SEOUL :The South Korean economy grew at the fastest pace in more than two years in the first quarter beating all estimates with a pick-up in domestic consumption and robust exports, but the market questioned if the recovery was sustainable.

Gross domestic product (GDP) for the January-March quarter was 1.3 per cent higher than the preceding three months on a seasonally adjusted basis, the sharpest expansion since the fourth quarter of 2021, data from the Bank of Korea (BOK) showed.

That comes after an expansion of 0.6 per cent in the prior quarter and compares with a median forecast of 0.6 per cent in a Reuters survey of economists.

Growth in domestic demand was the main factor underpinning the stronger-than-expected GDP, said Shivaan Tandon, an economist at Capital Economics, referring to a 0.8 per cent gain in private consumption after a 0.2 per cent increase three months earlier.

“The data offer encouraging signs that the worst might be over for consumption in Korea but with the labour market weakening and debt service burdens likely to remain high, we aren’t convinced that today’s data mark the start of a strong recovery,” he said in a report.

On an annual basis, Asia’s fourth-largest economy grew 3.4 per cent, compared with a gain of 2.2 per cent in the fourth quarter of 2023 and an increase of 2.4 per cent expected by economists.

The central bank said at its last rate decision meeting that there was a possibility the economy would grow at a faster pace in 2024 than its earlier projection of 2.1 per cent. In 2023, the economy grew by a three-year low of 1.4 per cent.

“It’s too early to tell if consumption has turned the corner,” a BOK official said at a news briefing after the data was released.

“Growth seems to be stronger than our February projections and this will be reflected in the bank’s next review of forecasts next month.
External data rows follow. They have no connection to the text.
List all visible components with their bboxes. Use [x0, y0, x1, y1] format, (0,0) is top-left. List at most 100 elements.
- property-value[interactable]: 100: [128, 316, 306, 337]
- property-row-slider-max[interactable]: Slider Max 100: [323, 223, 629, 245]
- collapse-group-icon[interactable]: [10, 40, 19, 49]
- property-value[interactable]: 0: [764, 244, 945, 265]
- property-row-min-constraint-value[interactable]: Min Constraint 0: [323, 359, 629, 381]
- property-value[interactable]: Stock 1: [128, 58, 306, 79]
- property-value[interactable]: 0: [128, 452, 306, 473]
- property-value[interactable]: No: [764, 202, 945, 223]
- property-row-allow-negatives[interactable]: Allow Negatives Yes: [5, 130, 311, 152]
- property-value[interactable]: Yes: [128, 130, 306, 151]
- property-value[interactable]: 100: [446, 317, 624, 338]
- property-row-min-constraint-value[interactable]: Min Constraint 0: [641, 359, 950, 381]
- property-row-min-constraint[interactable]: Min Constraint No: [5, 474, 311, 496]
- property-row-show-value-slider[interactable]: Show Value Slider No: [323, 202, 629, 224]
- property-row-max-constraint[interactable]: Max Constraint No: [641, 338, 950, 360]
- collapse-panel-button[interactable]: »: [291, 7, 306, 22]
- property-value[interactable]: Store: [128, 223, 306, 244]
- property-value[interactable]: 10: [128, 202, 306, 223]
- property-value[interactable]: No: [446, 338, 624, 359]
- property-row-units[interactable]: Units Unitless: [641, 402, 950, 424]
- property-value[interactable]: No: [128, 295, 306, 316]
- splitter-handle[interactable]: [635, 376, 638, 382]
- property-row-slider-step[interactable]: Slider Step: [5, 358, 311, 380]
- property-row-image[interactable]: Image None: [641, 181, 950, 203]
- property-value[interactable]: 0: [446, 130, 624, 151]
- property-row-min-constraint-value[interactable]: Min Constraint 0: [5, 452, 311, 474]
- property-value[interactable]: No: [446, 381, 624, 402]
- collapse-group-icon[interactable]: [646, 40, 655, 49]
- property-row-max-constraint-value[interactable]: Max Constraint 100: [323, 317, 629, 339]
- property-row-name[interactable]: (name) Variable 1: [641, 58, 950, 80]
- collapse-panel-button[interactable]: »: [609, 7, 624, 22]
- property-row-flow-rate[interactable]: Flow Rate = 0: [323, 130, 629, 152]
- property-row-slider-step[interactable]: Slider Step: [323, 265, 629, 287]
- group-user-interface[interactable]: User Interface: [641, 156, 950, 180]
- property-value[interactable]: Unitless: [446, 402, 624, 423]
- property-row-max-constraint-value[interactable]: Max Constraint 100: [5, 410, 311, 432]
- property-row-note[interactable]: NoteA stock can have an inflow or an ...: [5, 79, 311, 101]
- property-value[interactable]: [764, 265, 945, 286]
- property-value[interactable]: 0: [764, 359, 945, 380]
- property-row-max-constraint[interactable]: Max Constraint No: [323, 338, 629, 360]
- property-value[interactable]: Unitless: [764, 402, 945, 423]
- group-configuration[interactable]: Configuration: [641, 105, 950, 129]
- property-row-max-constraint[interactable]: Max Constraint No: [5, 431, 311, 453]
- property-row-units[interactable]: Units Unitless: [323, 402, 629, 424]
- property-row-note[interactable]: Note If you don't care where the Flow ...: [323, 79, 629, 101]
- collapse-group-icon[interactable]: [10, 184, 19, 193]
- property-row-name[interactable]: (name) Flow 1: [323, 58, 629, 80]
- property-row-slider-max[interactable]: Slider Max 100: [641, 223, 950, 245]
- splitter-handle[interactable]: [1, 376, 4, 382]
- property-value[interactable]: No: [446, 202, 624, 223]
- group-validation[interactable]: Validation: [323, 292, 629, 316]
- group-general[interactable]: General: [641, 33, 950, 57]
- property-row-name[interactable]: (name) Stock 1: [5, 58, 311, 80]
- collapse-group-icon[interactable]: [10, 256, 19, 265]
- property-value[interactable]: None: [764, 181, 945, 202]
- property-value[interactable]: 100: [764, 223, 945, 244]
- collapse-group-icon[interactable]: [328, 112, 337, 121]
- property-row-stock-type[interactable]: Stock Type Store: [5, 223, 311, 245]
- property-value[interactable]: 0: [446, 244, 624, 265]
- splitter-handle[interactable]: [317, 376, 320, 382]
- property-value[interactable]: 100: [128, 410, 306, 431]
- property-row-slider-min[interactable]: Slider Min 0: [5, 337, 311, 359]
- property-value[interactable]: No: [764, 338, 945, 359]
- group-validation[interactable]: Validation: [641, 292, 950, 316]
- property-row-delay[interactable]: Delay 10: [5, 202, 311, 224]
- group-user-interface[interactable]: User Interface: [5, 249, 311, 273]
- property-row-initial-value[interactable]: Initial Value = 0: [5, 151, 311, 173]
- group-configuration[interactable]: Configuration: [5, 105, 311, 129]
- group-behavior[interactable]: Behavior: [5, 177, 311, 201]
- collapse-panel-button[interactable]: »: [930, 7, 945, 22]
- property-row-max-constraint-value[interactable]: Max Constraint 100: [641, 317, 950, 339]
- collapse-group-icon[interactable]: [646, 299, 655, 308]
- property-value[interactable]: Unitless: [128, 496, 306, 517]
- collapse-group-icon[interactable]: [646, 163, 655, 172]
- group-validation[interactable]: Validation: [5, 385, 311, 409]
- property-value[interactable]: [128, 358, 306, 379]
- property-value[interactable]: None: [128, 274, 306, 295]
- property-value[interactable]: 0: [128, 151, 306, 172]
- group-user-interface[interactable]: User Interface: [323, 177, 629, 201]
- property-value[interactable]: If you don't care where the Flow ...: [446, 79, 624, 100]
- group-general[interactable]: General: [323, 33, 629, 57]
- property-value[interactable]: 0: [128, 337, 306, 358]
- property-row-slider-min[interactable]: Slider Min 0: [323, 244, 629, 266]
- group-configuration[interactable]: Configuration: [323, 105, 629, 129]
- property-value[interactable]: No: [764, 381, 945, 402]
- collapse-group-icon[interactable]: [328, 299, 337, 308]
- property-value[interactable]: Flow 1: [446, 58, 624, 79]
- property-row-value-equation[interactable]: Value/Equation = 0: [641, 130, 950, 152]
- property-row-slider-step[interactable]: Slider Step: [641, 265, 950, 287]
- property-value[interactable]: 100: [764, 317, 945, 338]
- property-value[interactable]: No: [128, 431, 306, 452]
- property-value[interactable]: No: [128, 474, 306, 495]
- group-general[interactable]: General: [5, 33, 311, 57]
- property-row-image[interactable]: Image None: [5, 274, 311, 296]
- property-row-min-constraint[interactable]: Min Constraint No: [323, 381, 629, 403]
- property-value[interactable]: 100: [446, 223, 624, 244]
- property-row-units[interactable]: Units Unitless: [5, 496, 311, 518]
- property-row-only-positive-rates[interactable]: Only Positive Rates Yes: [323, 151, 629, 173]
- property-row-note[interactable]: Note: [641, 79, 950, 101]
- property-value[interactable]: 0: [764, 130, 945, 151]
Geopolitical risks from the Middle East, as well as forex and uncertainty over the inflation outlook will be reflected.”

Exports expanded 0.9 per cent from three months earlier, slowing down after a 3.5 per cent expansion in the fourth quarter.
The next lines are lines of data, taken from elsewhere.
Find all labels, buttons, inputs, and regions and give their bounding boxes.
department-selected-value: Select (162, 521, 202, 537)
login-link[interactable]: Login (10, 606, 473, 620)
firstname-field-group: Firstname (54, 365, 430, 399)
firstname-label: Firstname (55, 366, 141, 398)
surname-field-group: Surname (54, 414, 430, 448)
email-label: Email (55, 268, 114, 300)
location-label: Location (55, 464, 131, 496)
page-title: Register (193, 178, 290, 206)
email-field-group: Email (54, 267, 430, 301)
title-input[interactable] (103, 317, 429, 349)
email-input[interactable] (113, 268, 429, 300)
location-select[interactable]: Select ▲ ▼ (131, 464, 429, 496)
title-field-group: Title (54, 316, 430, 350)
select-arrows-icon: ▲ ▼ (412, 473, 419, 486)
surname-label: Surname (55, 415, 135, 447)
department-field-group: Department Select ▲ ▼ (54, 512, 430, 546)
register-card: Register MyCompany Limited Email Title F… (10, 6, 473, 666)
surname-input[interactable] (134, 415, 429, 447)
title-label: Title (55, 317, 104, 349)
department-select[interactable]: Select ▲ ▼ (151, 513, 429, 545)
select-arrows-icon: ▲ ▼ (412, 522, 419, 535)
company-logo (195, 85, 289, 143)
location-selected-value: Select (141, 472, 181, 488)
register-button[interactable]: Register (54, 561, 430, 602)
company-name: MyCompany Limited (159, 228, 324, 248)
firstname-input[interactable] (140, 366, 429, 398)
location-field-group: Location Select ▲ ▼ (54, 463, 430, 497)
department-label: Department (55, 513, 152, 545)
Facility investment fell 0.8 per cent and construction investment rose 2.7 per cent. Government spending was 0.7 per cent higher.

While exports grew for a sixth consecutive month in March, consumer spending in the country has been weak with interest rates having stayed at high levels for a prolonged period, raising concerns about uneven economic recovery.

The BOK said earlier this month greater uncertainty on the inflation outlook and the strength of exports argued against a near term push to cut interest rates, as the central bank left the policy rate steady at a 15-year high.

Ahead of the GDP data, analysts were expecting the BOK to deliver a 25 basis-point cut in both the third and fourth quarters, taking the benchmark rate down to 3.00 per cent by the end of this year from 3.50 per cent, currently.

“We are sticking to our view that BOK will probably cut interest rates in July as core inflation has been easing, but will monitor if robust growth data takes the BOK to a more hawkish standing,” said Park Yun-jung, an analyst at NH Investment & Securities.